Several limitations associated with the present study warrant mention. First, we did not perform a radiographic evaluation of the joints, although the radiographic findings are expected to influence the Damage-HAQ (14). The Total Sharp/van der Heijde Sharp score is one of the factors influencing functional remission, and it is determined using a logistic regression analysis. Although the HAQ-DI contributed to functional remission according to a multiple logistic regression analysis, the modified total vdH-Sharp score did not play a role during abatacept treatment in RA patients (15, 16). In addition, because a radiographic evaluations was only performed in 50 patients, the subjects were analyzed without accounting for radiographic findings. Second, we used actual clinical data accumulated over a long period of time, generating a bias in the biologics used in this study; therefore, the clinical outcomes may be different, depending on the type of biologic treatment applied. Third, the study design is not a prospective study but a retrospective one. Finally, no socioeconomic factors were included in our analysis.

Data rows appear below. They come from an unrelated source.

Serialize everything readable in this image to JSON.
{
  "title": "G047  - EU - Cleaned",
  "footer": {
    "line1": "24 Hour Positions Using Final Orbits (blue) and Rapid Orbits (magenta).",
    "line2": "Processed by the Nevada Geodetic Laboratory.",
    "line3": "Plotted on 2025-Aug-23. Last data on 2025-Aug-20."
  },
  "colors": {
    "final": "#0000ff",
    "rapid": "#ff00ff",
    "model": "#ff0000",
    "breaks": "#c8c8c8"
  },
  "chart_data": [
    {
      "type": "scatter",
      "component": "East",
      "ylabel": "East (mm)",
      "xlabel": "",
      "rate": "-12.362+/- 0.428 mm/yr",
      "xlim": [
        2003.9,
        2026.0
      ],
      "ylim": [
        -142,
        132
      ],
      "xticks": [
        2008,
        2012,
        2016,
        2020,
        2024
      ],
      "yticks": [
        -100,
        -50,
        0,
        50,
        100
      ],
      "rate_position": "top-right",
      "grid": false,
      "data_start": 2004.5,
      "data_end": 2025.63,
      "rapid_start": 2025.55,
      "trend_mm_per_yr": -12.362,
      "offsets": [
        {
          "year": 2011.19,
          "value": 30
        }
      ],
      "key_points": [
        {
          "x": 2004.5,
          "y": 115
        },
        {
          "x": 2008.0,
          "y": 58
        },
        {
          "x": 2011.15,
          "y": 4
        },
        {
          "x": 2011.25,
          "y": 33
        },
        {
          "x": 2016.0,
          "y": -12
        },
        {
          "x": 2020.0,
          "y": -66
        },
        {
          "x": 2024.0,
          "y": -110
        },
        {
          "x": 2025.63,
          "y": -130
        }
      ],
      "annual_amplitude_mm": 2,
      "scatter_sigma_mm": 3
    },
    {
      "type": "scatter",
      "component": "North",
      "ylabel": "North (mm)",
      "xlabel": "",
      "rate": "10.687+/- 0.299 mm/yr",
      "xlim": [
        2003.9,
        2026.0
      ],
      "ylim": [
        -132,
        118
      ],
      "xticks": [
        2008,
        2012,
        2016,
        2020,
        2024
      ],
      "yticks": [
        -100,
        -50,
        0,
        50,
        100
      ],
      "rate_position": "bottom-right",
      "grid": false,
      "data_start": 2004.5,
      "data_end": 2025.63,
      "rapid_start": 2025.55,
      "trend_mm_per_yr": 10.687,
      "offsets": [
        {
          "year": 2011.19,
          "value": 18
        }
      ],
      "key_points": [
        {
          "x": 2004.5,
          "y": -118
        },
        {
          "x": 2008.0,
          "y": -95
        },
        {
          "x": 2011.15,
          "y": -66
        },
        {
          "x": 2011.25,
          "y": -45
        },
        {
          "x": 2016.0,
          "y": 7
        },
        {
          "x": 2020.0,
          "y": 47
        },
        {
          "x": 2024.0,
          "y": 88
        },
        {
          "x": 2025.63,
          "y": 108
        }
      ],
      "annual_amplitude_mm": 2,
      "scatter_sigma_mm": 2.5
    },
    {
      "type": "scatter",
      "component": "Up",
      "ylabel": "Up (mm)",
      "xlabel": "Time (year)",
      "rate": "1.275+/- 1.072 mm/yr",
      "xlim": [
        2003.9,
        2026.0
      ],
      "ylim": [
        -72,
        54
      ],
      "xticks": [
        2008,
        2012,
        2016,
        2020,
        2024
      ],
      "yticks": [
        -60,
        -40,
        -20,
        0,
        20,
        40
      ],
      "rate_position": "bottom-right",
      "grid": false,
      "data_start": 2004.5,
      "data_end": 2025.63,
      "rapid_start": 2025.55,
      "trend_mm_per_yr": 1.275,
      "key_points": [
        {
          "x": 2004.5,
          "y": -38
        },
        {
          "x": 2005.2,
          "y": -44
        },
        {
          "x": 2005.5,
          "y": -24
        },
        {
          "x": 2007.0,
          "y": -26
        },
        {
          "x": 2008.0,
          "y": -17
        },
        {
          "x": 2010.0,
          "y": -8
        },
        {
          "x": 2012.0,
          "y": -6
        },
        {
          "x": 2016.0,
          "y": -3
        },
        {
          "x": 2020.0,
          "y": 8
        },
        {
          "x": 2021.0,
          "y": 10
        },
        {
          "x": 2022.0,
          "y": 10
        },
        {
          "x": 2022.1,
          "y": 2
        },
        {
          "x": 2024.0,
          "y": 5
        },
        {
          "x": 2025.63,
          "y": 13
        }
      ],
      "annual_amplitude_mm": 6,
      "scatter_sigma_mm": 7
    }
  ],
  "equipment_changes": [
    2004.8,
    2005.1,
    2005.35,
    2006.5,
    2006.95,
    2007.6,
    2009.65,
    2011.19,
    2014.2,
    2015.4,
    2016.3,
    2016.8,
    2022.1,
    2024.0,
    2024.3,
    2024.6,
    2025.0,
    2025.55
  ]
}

Non-TNF bDMARDs for the treatment of RA demonstrate efficacy, leading to clinical remission as well as radiographic remission in many cases. Good baseline HAQ-DI scores, TJC and PtGA, however, prevent functional remission. This finding is considered to be a limitation of non-TNF bDMARDs treatment. Achieving functional remission will require the establishment of a novel therapy algorithm.

In conclusion, our study demonstrated that RA patients with lower HAQ scores, and PtGA and higher PCS and MCS of the SF-36 at baseline are more likely to achieve HAQ remission with non-TNF biologic treatment than other patients.

Author's disclosure of potential Conflicts of Interest (COI).

Yusuke Miwa: Research funding, Astellas Pharma, Mitsubishi Tanabe Pharma, AbbVie, Pfizer Japan, Chugai Pharmaceutical and Eizai. Tsuyoshi Kasama: Research funding, Mitsubishi Tanabe Pharma and AbbVie.